Shen Gao, Zhengliang Shi, Minghang Zhu, Bowen Fang, Xin Xin, Pengjie Ren, Zhumin Chen, Jun Ma
Shandong University
AAAI Conference on Artificial Intelligence (2023)
Agent Reasoning

📝 Paper Summary

Tool-use post-training Curriculum learning for agents Self-evolving Agentic reasoning
CTL trains LLMs to use tools via a multi-stage curriculum (easy-to-difficult) and an iterative self-instruction process that dynamically generates training data based on model introspection of past errors.
Core Problem
Existing tool-learning methods often train on limited, simple toolsets using static self-instruction, failing to generalize to complex real-world scenarios requiring selection from massive tool libraries.
Why it matters:
  • Real-world applications involve thousands of tools, requiring models to distinguish between relevant and irrelevant candidates
  • Tool complexity varies significantly; simple static datasets fail to capture the nuance needed for complicated tools (e.g., navigation vs. simple search)
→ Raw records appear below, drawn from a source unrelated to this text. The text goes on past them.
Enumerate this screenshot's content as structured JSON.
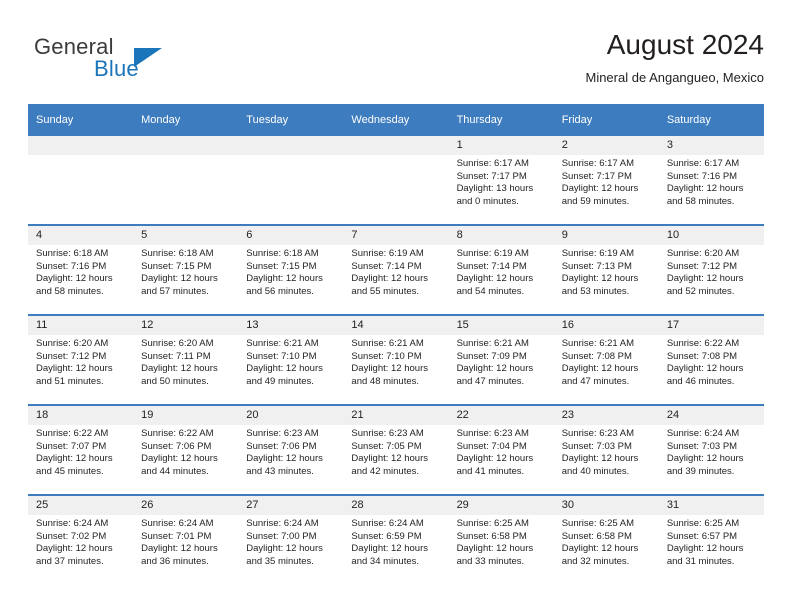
{
  "brand": {
    "line1": "General",
    "line2": "Blue",
    "triangle_color": "#1b75bb"
  },
  "header": {
    "title": "August 2024",
    "subtitle": "Mineral de Angangueo, Mexico",
    "accent_color": "#3d7cbf"
  },
  "calendar": {
    "weekday_headers": [
      "Sunday",
      "Monday",
      "Tuesday",
      "Wednesday",
      "Thursday",
      "Friday",
      "Saturday"
    ],
    "weeks": [
      [
        {
          "day": "",
          "sunrise": "",
          "sunset": "",
          "daylight": ""
        },
        {
          "day": "",
          "sunrise": "",
          "sunset": "",
          "daylight": ""
        },
        {
          "day": "",
          "sunrise": "",
          "sunset": "",
          "daylight": ""
        },
        {
          "day": "",
          "sunrise": "",
          "sunset": "",
          "daylight": ""
        },
        {
          "day": "1",
          "sunrise": "Sunrise: 6:17 AM",
          "sunset": "Sunset: 7:17 PM",
          "daylight": "Daylight: 13 hours and 0 minutes."
        },
        {
          "day": "2",
          "sunrise": "Sunrise: 6:17 AM",
          "sunset": "Sunset: 7:17 PM",
          "daylight": "Daylight: 12 hours and 59 minutes."
        },
        {
          "day": "3",
          "sunrise": "Sunrise: 6:17 AM",
          "sunset": "Sunset: 7:16 PM",
          "daylight": "Daylight: 12 hours and 58 minutes."
        }
      ],
      [
        {
          "day": "4",
          "sunrise": "Sunrise: 6:18 AM",
          "sunset": "Sunset: 7:16 PM",
          "daylight": "Daylight: 12 hours and 58 minutes."
        },
        {
          "day": "5",
          "sunrise": "Sunrise: 6:18 AM",
          "sunset": "Sunset: 7:15 PM",
          "daylight": "Daylight: 12 hours and 57 minutes."
        },
        {
          "day": "6",
          "sunrise": "Sunrise: 6:18 AM",
          "sunset": "Sunset: 7:15 PM",
          "daylight": "Daylight: 12 hours and 56 minutes."
        },
        {
          "day": "7",
          "sunrise": "Sunrise: 6:19 AM",
          "sunset": "Sunset: 7:14 PM",
          "daylight": "Daylight: 12 hours and 55 minutes."
        },
        {
          "day": "8",
          "sunrise": "Sunrise: 6:19 AM",
          "sunset": "Sunset: 7:14 PM",
          "daylight": "Daylight: 12 hours and 54 minutes."
        },
        {
          "day": "9",
          "sunrise": "Sunrise: 6:19 AM",
          "sunset": "Sunset: 7:13 PM",
          "daylight": "Daylight: 12 hours and 53 minutes."
        },
        {
          "day": "10",
          "sunrise": "Sunrise: 6:20 AM",
          "sunset": "Sunset: 7:12 PM",
          "daylight": "Daylight: 12 hours and 52 minutes."
        }
      ],
      [
        {
          "day": "11",
          "sunrise": "Sunrise: 6:20 AM",
          "sunset": "Sunset: 7:12 PM",
          "daylight": "Daylight: 12 hours and 51 minutes."
        },
        {
          "day": "12",
          "sunrise": "Sunrise: 6:20 AM",
          "sunset": "Sunset: 7:11 PM",
          "daylight": "Daylight: 12 hours and 50 minutes."
        },
        {
          "day": "13",
          "sunrise": "Sunrise: 6:21 AM",
          "sunset": "Sunset: 7:10 PM",
          "daylight": "Daylight: 12 hours and 49 minutes."
        },
        {
          "day": "14",
          "sunrise": "Sunrise: 6:21 AM",
          "sunset": "Sunset: 7:10 PM",
          "daylight": "Daylight: 12 hours and 48 minutes."
        },
        {
          "day": "15",
          "sunrise": "Sunrise: 6:21 AM",
          "sunset": "Sunset: 7:09 PM",
          "daylight": "Daylight: 12 hours and 47 minutes."
        },
        {
          "day": "16",
          "sunrise": "Sunrise: 6:21 AM",
          "sunset": "Sunset: 7:08 PM",
          "daylight": "Daylight: 12 hours and 47 minutes."
        },
        {
          "day": "17",
          "sunrise": "Sunrise: 6:22 AM",
          "sunset": "Sunset: 7:08 PM",
          "daylight": "Daylight: 12 hours and 46 minutes."
        }
      ],
      [
        {
          "day": "18",
          "sunrise": "Sunrise: 6:22 AM",
          "sunset": "Sunset: 7:07 PM",
          "daylight": "Daylight: 12 hours and 45 minutes."
        },
        {
          "day": "19",
          "sunrise": "Sunrise: 6:22 AM",
          "sunset": "Sunset: 7:06 PM",
          "daylight": "Daylight: 12 hours and 44 minutes."
        },
        {
          "day": "20",
          "sunrise": "Sunrise: 6:23 AM",
          "sunset": "Sunset: 7:06 PM",
          "daylight": "Daylight: 12 hours and 43 minutes."
        },
        {
          "day": "21",
          "sunrise": "Sunrise: 6:23 AM",
          "sunset": "Sunset: 7:05 PM",
          "daylight": "Daylight: 12 hours and 42 minutes."
        },
        {
          "day": "22",
          "sunrise": "Sunrise: 6:23 AM",
          "sunset": "Sunset: 7:04 PM",
          "daylight": "Daylight: 12 hours and 41 minutes."
        },
        {
          "day": "23",
          "sunrise": "Sunrise: 6:23 AM",
          "sunset": "Sunset: 7:03 PM",
          "daylight": "Daylight: 12 hours and 40 minutes."
        },
        {
          "day": "24",
          "sunrise": "Sunrise: 6:24 AM",
          "sunset": "Sunset: 7:03 PM",
          "daylight": "Daylight: 12 hours and 39 minutes."
        }
      ],
      [
        {
          "day": "25",
          "sunrise": "Sunrise: 6:24 AM",
          "sunset": "Sunset: 7:02 PM",
          "daylight": "Daylight: 12 hours and 37 minutes."
        },
        {
          "day": "26",
          "sunrise": "Sunrise: 6:24 AM",
          "sunset": "Sunset: 7:01 PM",
          "daylight": "Daylight: 12 hours and 36 minutes."
        },
        {
          "day": "27",
          "sunrise": "Sunrise: 6:24 AM",
          "sunset": "Sunset: 7:00 PM",
          "daylight": "Daylight: 12 hours and 35 minutes."
        },
        {
          "day": "28",
          "sunrise": "Sunrise: 6:24 AM",
          "sunset": "Sunset: 6:59 PM",
          "daylight": "Daylight: 12 hours and 34 minutes."
        },
        {
          "day": "29",
          "sunrise": "Sunrise: 6:25 AM",
          "sunset": "Sunset: 6:58 PM",
          "daylight": "Daylight: 12 hours and 33 minutes."
        },
        {
          "day": "30",
          "sunrise": "Sunrise: 6:25 AM",
          "sunset": "Sunset: 6:58 PM",
          "daylight": "Daylight: 12 hours and 32 minutes."
        },
        {
          "day": "31",
          "sunrise": "Sunrise: 6:25 AM",
          "sunset": "Sunset: 6:57 PM",
          "daylight": "Daylight: 12 hours and 31 minutes."
        }
      ]
    ]
  }
}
  • Standard self-instruction lacks feedback mechanisms, leading models to overfit simple tools while failing to master intricate ones
Concrete Example: A Google Map tool might only need coordinates for 'exploring', but requires start/end points and preferences for 'planning a commute'. A model trained only on simple cases fails to provide the necessary parameters for the complex case.
Key Novelty
Curriculum Tool Learning (CTL) with Iterative Self-instruction from Introspective Feedback (ISIF)
  • Decomposes training into three stages (Warm-up, In-category, Cross-category) to gradually increase difficulty from simple execution to complex selection from large libraries
  • Uses an iterative feedback loop where the model 'introspects' on its own failures to generate new, targeted training examples for tools it currently struggles with, rather than random sampling
Evaluation Highlights
  • Outperforms ChatGPT (tuning-free) by +9.2% success rate on unseen tools in ToolBench
  • Surpasses GPT4Tools (tuning-based) by +13.5% success rate on unseen instructions
  • Achieves comparable performance to ChatGPT on unseen datasets while using a much smaller open-source backbone (e.g., LLaMA-7B)
Breakthrough Assessment
7/10
Strong methodological contribution in curriculum design and dynamic data generation for tool use. Demonstrates solid gains over both tuning-free and tuning-based baselines on standard benchmarks.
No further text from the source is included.